Auf viele Fragen gibt es noch keine Antworten, beispielsweise auf die Frage, warum Italien am stärksten betroffen ist von allen Ländern weltweit. Umstritten ist auch eine Reihe von Gegenmaßnahmen. Ein Vergleich mit ostasiatischen Ländern (nicht nur China) lohnt, dazu noch die Aufforderung an die Verantwortungsträger, Antworten zu geben.

Die Regierung in Rom hat Italien zum Sperrgebiet erklärt. Ein ganzes Land wurde unter Quarantäne gestellt. Die Volksrepublik China, wo das Coronovirus zum Ausbruch gelangte, dachte nie an eine vergleichbare Maßnahme. Wie das?

Die italienischen Bischöfe haben in allen Diözesen, einschließlich jener des Papstes, in Rom selbst, alle Messen untersagt. Diese und andere „Vorsichtsmaßnahmen“ stoßen auf erhebliche Skepsis.

Der Italienischen Bischofskonferenz wird Regierungshörigkeit vorgeworfen. Die Kirche sei aber kein verlängerter Arm des Staates, sondern ein in ihrem Bereich eigenständiges und souveränes Subjekt.
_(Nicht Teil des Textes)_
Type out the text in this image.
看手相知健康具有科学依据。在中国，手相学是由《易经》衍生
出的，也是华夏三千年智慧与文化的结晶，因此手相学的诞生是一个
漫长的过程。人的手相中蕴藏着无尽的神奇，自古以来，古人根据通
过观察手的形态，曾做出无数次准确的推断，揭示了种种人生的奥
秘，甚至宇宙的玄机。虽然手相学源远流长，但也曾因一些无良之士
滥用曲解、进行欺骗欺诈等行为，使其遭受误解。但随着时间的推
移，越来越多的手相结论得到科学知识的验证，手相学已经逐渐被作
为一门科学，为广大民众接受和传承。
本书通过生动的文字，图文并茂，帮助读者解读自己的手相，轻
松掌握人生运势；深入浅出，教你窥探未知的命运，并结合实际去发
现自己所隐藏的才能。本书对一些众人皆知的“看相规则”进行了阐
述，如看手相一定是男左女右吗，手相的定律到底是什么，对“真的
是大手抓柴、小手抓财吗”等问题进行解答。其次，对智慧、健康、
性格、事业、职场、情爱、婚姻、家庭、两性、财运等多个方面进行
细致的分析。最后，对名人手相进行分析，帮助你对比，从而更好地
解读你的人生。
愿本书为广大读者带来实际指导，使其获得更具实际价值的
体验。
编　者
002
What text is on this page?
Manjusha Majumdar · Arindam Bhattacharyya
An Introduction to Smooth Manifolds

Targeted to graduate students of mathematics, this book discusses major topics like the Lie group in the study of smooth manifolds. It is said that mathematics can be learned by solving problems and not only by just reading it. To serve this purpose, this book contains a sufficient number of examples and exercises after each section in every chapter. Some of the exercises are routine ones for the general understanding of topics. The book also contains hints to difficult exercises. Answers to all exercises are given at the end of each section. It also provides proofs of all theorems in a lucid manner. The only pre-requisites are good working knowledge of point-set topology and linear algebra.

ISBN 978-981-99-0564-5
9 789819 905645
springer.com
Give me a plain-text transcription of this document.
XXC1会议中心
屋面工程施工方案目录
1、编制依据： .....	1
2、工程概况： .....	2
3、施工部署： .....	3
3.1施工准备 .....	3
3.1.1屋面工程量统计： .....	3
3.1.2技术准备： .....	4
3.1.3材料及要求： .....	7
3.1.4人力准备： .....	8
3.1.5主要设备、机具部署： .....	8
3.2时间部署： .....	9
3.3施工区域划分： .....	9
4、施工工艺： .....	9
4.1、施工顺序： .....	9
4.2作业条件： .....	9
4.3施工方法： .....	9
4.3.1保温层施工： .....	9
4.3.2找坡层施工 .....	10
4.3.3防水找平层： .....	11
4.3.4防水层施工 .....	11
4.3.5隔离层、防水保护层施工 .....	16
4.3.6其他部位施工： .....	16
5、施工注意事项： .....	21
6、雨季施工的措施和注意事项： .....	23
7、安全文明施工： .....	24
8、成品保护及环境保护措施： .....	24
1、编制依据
Mehrere Priester wandten sich an die Öffentlichkeit, so Don Gabriele Mangiarotti, und fordern wegen und gegen das Coronavirus „mehr Messen statt weniger“ . Andere wie das Institut Mater Boni Consilii entdecken die Bedeutung der Sünde im Zusammenhang mit körperlichen Krankheiten wieder.

Es tut sich also vielleicht etwas an der geistlichen Front.

Schwer erklärliche Zahlen
Unbeantwortet bleibt vorerst, warum die Zahlen von Erkrankten und Toten zwischen den Ländern solche Unterschiede aufweisen. In Italien wurde gestern die Marke von 10.000 positiv getesteten Personen überschritten. Die Zahl der Toten steigt Richtung 700. Mehr als 1.000 Menschen gelten als geheilt. Selbst die fünfstellige Erkrankungsziffer bedeutet aber, daß keine 0,02 Prozent der Bevölkerung betroffen sind. In der Lombardei, der am stärksten betroffenen Region in Europa, sind es auch nur 0,06 Prozent. In Codogno, dem bisher festgestellten Ausgangspunkt für die Epidemie in Italien wurde gestern erstmals keine Neuerkrankung gemeldet. Ein Hoffnungsschimmer.

Fragen wirft ein internationaler Vergleich auf (die Zahlen beziehen sich alle auf gestern): Die Volksrepublik China verzeichnete 80.757 Erkrankte und 3.136 Tote. Die Mortalitätsrate liegt damit bei 3,88 Prozent oder mehr als 38-mal höher als bei einer üblichen Wintergrippe. Ein ähnliches Verhältnis weist auch der Iran auf mit 8.042 Kranken und 291 Toten (Sterblichkeitsrate: 3,61 Prozent). In Italien gab es gestern 10.149 Erkrankungen, aber 631 Tote, was einer Sterblichkeitsrate von 6,21 Prozent entspricht. Das ist 61-mal höher als bei der üblichen Winterinfluenza. Nun kommen erst die verblüffendsten Zahlen: Südkorea, das einige Zeit die höchste Zahl an Erkrankungen im Vergleich zur Bevölkerung aufwies, zählt 7.513 Kranke und nur 54 Tote oder 0,72 Prozent. Das entspricht zwar immer noch dem Siebenfachen einer Influenza, liegt aber deutlich unter den Werten der vorgenannten Länder. In der Bundesrepublik Deutschland gab es bis gestern 1.467 Fälle und nur zwei Tote (das sind 0,14 Prozent, also der Anteil einer normalen Grippewelle).

Warum diese Unterschiede?

Die ergriffenen Maßnahmen werden sich von Land zu Land bis zu einem bestimmten Punkt unterscheiden. Sie können die massiven Unterschiede aber nicht erklären. In den meisten Fällen ist das Coronavirus – wie ein Grippevirus – eine Art bedauerlicher “Gnadenstoß” für meist betagte und hochbetagte Menschen, die bereits geschwächt sind oder an anderen Krankheiten leiden. Das Virus allein ist nicht tödlich. Erst die Kombination ergibt eine tödliche „Dosis“, und diese Kombination wirkt, wenn sie eintritt, überall gleich – staatliche Maßnahmen hin oder her.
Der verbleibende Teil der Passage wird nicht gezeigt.